18 Nisan 2010 Pazar

Büyük mü? Kim büyük?

1.5 yıldır bu blogda Mustafa Denizli ile ilgili sayısız yazı yazdım. Türk futbol tarihinin en utanmaz ve kendi kendisiyle en fazla çelişen hocası olduğunu defalarca dile getirdim. Zaman, ne söylediysek hepsini çıkardı. Geçen yıl "sezon ortasında asla ve asla takım devralmam" sözünü yutup, tükürdüğünü yalayarak (Lig TV'den haftalarca Ertuğrul'un kuyusunu kazdıktan sonra) Beşiktaş'ın başına geldi. Akabinde "hücum futbol dehası" olarak Türk futbol tarihinin en korkak, en şahsiyetsiz takımını yarattı ve şampiyon oldu. Şampiyon olmak için karakterinden bile ödün verecek kadar tıynetsiz bir adam çünkü. Ben Beşiktaşlı olsam, bu adam yönettiği sürece takım tutmayı bırakırım. Çünkü o gelene kadar Demirören yüzünden zaten "üçüncü" büyük hâline gelen Beşiktaş kulübü, o geldikten sonra artık bence Trabzon'un ardından dördüncü büyük durumunda. Çünkü büyük takım Trabzon deplasmanına 8 defans oyuncusuyla çıkmaz. Fenerbahçe ile 30 bin seyirci önünde kendi sahasında "7 adam markajı" yaptırmaz. Özetle Beşiktaş kulübü, en çok Fener ve ayrıca G.Saray ezikliği yüzünden sadece ve sadece "kazanmak" için rezil rüsva olmuş durumda. Tek kelimeyle yazık...

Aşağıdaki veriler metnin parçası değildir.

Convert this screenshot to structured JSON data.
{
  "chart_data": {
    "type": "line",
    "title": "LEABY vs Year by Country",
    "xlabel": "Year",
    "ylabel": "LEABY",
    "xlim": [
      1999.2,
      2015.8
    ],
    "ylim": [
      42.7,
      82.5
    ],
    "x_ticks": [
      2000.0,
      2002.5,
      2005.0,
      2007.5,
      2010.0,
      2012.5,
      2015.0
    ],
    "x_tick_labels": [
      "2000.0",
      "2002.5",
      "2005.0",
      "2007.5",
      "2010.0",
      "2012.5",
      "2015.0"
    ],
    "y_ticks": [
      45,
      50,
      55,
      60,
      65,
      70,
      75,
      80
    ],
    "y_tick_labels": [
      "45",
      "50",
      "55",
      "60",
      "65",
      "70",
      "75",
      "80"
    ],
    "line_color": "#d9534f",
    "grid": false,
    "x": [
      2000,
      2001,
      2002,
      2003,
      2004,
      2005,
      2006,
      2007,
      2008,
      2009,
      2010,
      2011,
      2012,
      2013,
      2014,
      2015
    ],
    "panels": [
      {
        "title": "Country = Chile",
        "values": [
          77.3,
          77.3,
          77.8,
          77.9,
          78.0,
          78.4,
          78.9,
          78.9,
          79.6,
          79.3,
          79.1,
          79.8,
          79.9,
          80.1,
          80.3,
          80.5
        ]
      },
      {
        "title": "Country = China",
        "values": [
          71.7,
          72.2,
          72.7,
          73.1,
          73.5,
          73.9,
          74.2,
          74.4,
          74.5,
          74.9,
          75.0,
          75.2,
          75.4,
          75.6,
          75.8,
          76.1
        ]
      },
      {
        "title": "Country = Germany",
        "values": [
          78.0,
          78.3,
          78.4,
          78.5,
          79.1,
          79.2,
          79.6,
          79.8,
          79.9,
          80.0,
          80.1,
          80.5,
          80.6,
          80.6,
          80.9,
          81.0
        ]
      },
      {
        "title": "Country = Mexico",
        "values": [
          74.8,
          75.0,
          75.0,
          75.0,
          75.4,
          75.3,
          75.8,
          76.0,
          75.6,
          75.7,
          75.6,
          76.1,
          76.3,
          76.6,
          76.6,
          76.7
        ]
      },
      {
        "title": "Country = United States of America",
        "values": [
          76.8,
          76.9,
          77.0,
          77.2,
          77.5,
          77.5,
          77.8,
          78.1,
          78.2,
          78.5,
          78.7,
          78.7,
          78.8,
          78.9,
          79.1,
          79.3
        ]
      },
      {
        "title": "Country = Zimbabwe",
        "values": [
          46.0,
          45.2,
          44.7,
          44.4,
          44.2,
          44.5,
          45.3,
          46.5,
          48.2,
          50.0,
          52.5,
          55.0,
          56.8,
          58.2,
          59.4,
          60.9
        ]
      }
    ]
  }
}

Bugün de bakıyoruz, 5-4-1 düzeniyle mide bulandıran, kişiliksiz bir takım olacak sahada. Fenerbahçe, İnönü ya da Ali Sami Yen'e bu şekilde çıksa, kazansa bile ben utanırım. 2000 yılında Johnson'ın golüyle Ali Sami Yen'de kazanılan o acınası maçta takımlar arasındaki inanılmaz kalite farkına rağmen Fener'in orta sahasında Tayfun Korkut, Johnson, Mosheu ve Metin Diyadin; ileride de Preko ve Oulare vardı. Mustafa Denizli gibi bir kişiliksizin rüyasında göremeyeceği bir kadro bu. Bu akşam Kadıköy'de Kaş, Sivok, Toraman, Ferrari, Üzülmez şeklinde beşli bir defansla çıkıyor Beşiktaş. Önlerinde Fink ve Ernst, sağda Tello ve solda Köybaşı oynuyor! İleride de Bobo var. Sahaya bakın, Türk futbolunda 3 büyükten biri olduğunu iddia eden bir kulüp, diğerinin sahasında tam 6 adam adama markajla oynayacak. Bırakın Beşiktaşlı falan olmayı, futbolu seven bir adam şu Denizli denen utanmaz kaybetsin diye dua eder.

Fenerbahçe'ye gelince, bu akşam sahadaki tek büyük takım onlar olacak. Sokaktaki simitçinin bile beklediği bir 11 ile, bir büyük takıma yakışır şekilde "kendi futbolunu" oynayacak Fenerbahçe. Eğer futbolcular ruhsuz olmaz, ellerinden gelenin tamamını sahaya koyarsa kaybetseler de gam yemem. Ki kaybetmeyecekler...

Fenerbahçe (4-2-3-1): Volkan - Gökhan Gönül, Lugano, Bilica, Andre Santos - Selçuk, Emre - Topuz, Alex, Özer - Güiza

Beşiktaş (5-4-1): Rüştü - Kaş, Sivok, Toraman, Ferrari, Üzülmez - Tello, Fink, Ernst, Köybaşı - Bobo

17 yorum:

stalker dedi ki...

ahahaha

burada hep düzgün yorumlar yazdım ama bu sefer sadece gülebiliyorum kusura bakma..

"Fenerbahçe'ye gelince, bu akşam sahadaki tek büyük takım onlar olacak."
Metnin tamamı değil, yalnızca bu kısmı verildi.